Oleh: Nazaruddin, Anggota Dewan Pakar DPP Gerakan Rakyat
Dalam Ruh Undang-Undang (De l’Esprit des Lois), Montesquieu mengingatkan bahwa setiap pemegang kekuasaan cenderung menyalahgunakan kewenangannya apabila tidak dibatasi oleh kekuasaan lain. Dari gagasan inilah lahir prinsip check and balances yang menjadi salah satu fondasi demokrasi modern. Karena itu, check and balances merupakan syarat pokok demokrasi. Tanpanya, demokrasi hanyalah cangkang kosong yang melahirkan otoriterisme terselubung, tirani mayoritas yang menindas, serta keruntuhan total akuntabilitas publik.

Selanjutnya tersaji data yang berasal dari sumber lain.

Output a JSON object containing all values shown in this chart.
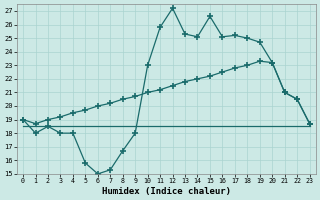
{
  "xlabel": "Humidex (Indice chaleur)",
  "xlim": [
    -0.5,
    23.5
  ],
  "ylim": [
    15,
    27.5
  ],
  "yticks": [
    15,
    16,
    17,
    18,
    19,
    20,
    21,
    22,
    23,
    24,
    25,
    26,
    27
  ],
  "xticks": [
    0,
    1,
    2,
    3,
    4,
    5,
    6,
    7,
    8,
    9,
    10,
    11,
    12,
    13,
    14,
    15,
    16,
    17,
    18,
    19,
    20,
    21,
    22,
    23
  ],
  "bg_color": "#cce9e5",
  "grid_color": "#aad4d0",
  "line_color": "#1a6b6b",
  "line1_x": [
    0,
    1,
    2,
    3,
    4,
    5,
    6,
    7,
    8,
    9,
    10,
    11,
    12,
    13,
    14,
    15,
    16,
    17,
    18,
    19,
    20,
    21,
    22,
    23
  ],
  "line1_y": [
    19,
    18,
    18.5,
    18,
    18,
    15.8,
    15,
    15.3,
    16.7,
    18.0,
    23.0,
    25.8,
    27.2,
    25.3,
    25.1,
    26.6,
    25.1,
    25.2,
    25.0,
    24.7,
    23.2,
    21.0,
    20.5,
    18.7
  ],
  "line2_x": [
    0,
    3,
    10,
    11,
    12,
    13,
    14,
    15,
    16,
    17,
    18,
    19,
    20,
    21,
    22,
    23
  ],
  "line2_y": [
    18.5,
    18.5,
    18.5,
    18.5,
    18.5,
    18.5,
    18.5,
    18.5,
    18.5,
    18.5,
    18.5,
    18.5,
    18.5,
    18.5,
    18.5,
    18.5
  ],
  "line3_x": [
    0,
    1,
    2,
    3,
    4,
    5,
    6,
    7,
    8,
    9,
    10,
    11,
    12,
    13,
    14,
    15,
    16,
    17,
    18,
    19,
    20,
    21,
    22,
    23
  ],
  "line3_y": [
    19.0,
    18.7,
    19.0,
    19.2,
    19.5,
    19.7,
    20.0,
    20.2,
    20.5,
    20.7,
    21.0,
    21.2,
    21.5,
    21.8,
    22.0,
    22.2,
    22.5,
    22.8,
    23.0,
    23.3,
    23.2,
    21.0,
    20.5,
    18.7
  ]
}
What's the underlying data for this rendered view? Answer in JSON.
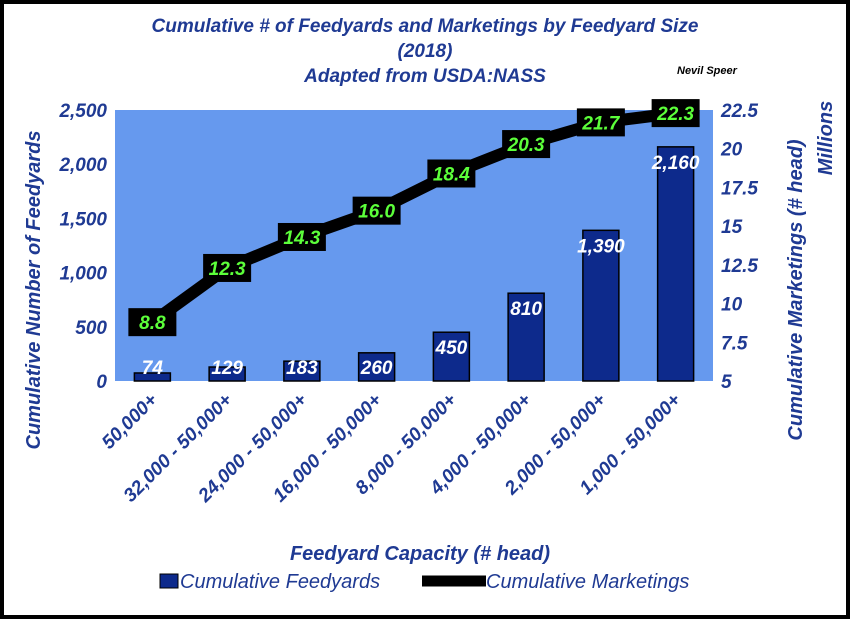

Demokrasi hanya menyisakan prosedur, sementara substansinya perlahan menghilang. Tanpa check and balances, demokrasi berubah menjadi demokrasi fasad.
Gejala ini tampak dalam lanskap politik Indonesia saat ini. Koalisi pemerintahan yang kian gemuk, minimnya partai yang memilih menjadi oposisi. Padahal, oposisi bukanlah musuh negara, melainkan bagian penting dari mekanisme demokrasi agar setiap kebijakan dapat diuji dan dipertanggungjawabkan.
Kartelisasi Politik
Persoalan tersebut tidak semata lahir dari pilihan elite, tetapi juga dipengaruhi oleh desain politik yang mendorong terbentuknya hiper-koalisi. Selama bertahun-tahun, ambang batas pencalonan presiden (presidential threshold) mendorong partai-partai membangun koalisi bahkan sebelum pemilu berlangsung. Setelah pemilu usai, kompetisi politik berubah menjadi politik akomodasi.